A scalable and effective strategy for boosting the initial Coulombic efficiency of SiOx anode

Silicon suboxide (SiO x ) is one of the most attractive candidates for anode materials for high-energy-density lithium-ion batteries due to its high specific capacity and its relatively lower volume expansion than that of Si. However, its low initial Coulombic efficiency (ICE) seriously affects its practical applications. In this work, we demonstrate a scalable and effective strategy to enable a high ICE of the SiO x electrode through a MnO-assisted disproportionation reaction. The obtained Mn 2 SiO 4 –Si–SiO x @C (MSS@C) material shows a reduced lithium irreversible consumption in the first cycle. The Mn 2 SiO 4 phase can store lithium through a conversion reaction with a smaller volume change (33%) than SiO x , which helps to maintain the structural stability of MSS@C during cycling.
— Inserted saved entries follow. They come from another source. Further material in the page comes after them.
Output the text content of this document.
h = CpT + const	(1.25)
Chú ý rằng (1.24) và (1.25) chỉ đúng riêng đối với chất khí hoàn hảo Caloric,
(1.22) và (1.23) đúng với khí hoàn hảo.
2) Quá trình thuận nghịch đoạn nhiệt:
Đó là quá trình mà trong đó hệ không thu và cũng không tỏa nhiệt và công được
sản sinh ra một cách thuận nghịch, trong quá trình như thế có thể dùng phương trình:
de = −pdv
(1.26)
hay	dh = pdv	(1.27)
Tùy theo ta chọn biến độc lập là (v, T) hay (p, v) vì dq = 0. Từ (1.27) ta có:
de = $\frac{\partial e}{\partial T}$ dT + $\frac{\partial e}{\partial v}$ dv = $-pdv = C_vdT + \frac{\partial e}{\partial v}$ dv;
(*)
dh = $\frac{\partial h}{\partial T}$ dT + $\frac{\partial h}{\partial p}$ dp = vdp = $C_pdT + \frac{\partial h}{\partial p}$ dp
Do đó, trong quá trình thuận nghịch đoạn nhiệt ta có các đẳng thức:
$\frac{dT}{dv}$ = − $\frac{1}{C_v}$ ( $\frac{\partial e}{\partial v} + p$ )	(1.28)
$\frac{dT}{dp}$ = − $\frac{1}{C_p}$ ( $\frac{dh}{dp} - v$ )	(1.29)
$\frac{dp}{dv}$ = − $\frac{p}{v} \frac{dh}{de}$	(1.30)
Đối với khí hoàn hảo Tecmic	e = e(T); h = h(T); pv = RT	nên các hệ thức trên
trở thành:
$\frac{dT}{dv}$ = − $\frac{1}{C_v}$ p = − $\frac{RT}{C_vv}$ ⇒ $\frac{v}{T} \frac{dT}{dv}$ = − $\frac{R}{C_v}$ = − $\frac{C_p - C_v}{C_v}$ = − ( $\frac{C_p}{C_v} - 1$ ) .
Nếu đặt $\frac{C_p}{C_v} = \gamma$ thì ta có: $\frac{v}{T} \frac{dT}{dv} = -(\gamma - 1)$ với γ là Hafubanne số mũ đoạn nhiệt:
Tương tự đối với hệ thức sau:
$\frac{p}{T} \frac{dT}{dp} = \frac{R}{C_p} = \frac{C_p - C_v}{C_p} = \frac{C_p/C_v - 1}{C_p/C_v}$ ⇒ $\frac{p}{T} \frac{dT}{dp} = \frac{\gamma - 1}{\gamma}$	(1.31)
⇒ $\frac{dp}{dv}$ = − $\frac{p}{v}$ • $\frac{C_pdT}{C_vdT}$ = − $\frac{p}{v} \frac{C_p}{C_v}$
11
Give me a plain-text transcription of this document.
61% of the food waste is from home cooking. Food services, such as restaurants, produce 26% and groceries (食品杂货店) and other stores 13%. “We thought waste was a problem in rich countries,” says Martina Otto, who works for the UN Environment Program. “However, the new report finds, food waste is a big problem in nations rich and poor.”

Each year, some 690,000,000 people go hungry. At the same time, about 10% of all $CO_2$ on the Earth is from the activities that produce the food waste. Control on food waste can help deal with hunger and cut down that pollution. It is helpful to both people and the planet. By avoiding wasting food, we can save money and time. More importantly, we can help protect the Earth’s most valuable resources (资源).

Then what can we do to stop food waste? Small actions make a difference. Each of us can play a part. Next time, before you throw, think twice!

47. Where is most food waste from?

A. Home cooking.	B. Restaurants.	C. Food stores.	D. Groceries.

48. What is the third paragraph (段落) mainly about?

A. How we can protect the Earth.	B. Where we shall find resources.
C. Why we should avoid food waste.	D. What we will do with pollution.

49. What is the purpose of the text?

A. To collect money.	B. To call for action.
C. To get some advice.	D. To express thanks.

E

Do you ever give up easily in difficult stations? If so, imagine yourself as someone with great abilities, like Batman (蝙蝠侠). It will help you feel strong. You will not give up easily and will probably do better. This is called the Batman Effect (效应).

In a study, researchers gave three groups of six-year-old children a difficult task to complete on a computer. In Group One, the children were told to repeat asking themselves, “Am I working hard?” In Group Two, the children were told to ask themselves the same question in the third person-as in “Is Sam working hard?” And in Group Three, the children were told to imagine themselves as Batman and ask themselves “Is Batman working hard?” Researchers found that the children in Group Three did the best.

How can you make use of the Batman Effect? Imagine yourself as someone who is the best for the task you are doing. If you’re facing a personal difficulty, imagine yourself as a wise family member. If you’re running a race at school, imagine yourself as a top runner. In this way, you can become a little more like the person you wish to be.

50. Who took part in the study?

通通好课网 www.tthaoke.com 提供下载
Meanwhile, the metallic Mn nanoparticles generated from Mn 2 SiO 4 during the lithiation process facilitate electron conduction, thus improving the electrode reaction kinetics. Owing to the synergetic effects, the MSS@C material exhibits a higher ICE (79.51%) compared to 60.91% of pure SiO x , and a superior cyclic performance (832 mAh g −1 at 0.5 A g −1 after 350 cycles with a capacity retention of 90.4%). This work offers a new approach to increase the ICE while improving the electrode reaction kinetics and cycling stability of SiO x -based materials.